Even as the exact contours of the newly-proposed Rajiv
Gandhi Equity Savings Scheme (RGESS) are being worked out, another suggestion
has landed in the finance ministry’s lap.
The country’s largest equity bourse has made a
representation to the ministry, suggesting the funds coming from the tax-saving
scheme be invested in the stock market via exchange traded funds (ETFs).
According to sources, the National Stock Exchange (NSE) has
recommended the ETF route for RGESS funds as a diversified and less risky way
to invest in stocks.
Introduced in this year’s Budget, RGESS will give tax
benefit to small investors putting money directly in equities. However, the
idea of encouraging unexperienced retail investors to take direct exposure to
stocks has faced widespread criticism.
Many entities, including the Securities and Exchange Board
of India (Sebi), had suggested the scheme be routed through mutual funds.
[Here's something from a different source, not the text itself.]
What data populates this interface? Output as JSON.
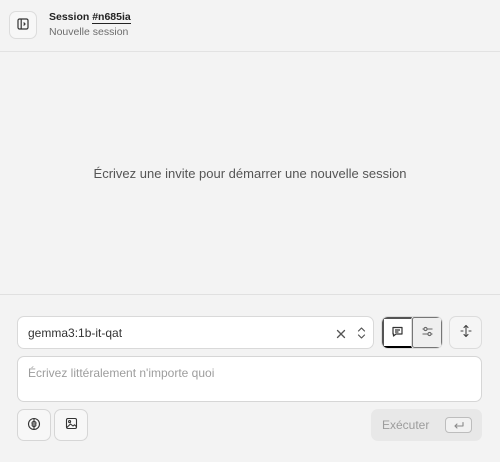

However, recent reports suggest the finance ministry isn’t keen on letting
mutual funds operate the scheme.
Experts say encouraging small investors to invest directly
in the market would be very risky. The ETF option is worth considering, they
say.
Investing in ETFs is akin to investing in a basket of
securities. ETFs are gaining popularity globally as an investment vehicle for
taking passive exposure to asset classes, including equities and gold.
However, equity ETFs are yet to gain much currency in India.
Even as there are about 19 such ETFs available in the Indian market, they have
less than Rs 1,200 crore of total assets under management, according to data
from Value Research.
According to experts, if NSE’s proposal is accepted, it will
be a big boost for the country’s ETF market, with several new launches likely.
According to estimates, the RGESS scheme has the potential
to attract up to Rs 50,000 crore of retail inflows every year into the stock
market.
“The current crop of equity ETFs is mostly confined to Nifty
and Sensex. The government can prescribe an ETF on the top 100 stocks or a
public sector undertaking-specific ETF if it’s okay with the idea,” said an ETF
fund manager with a domestic fund house, who did not wish to be identified.
The launch of new ETFs could benefit stock exchanges as well
since they charge a one-time listing fees for letting them use their platform.
According to Sebi, listing of ETFs on stock exchanges is mandatory.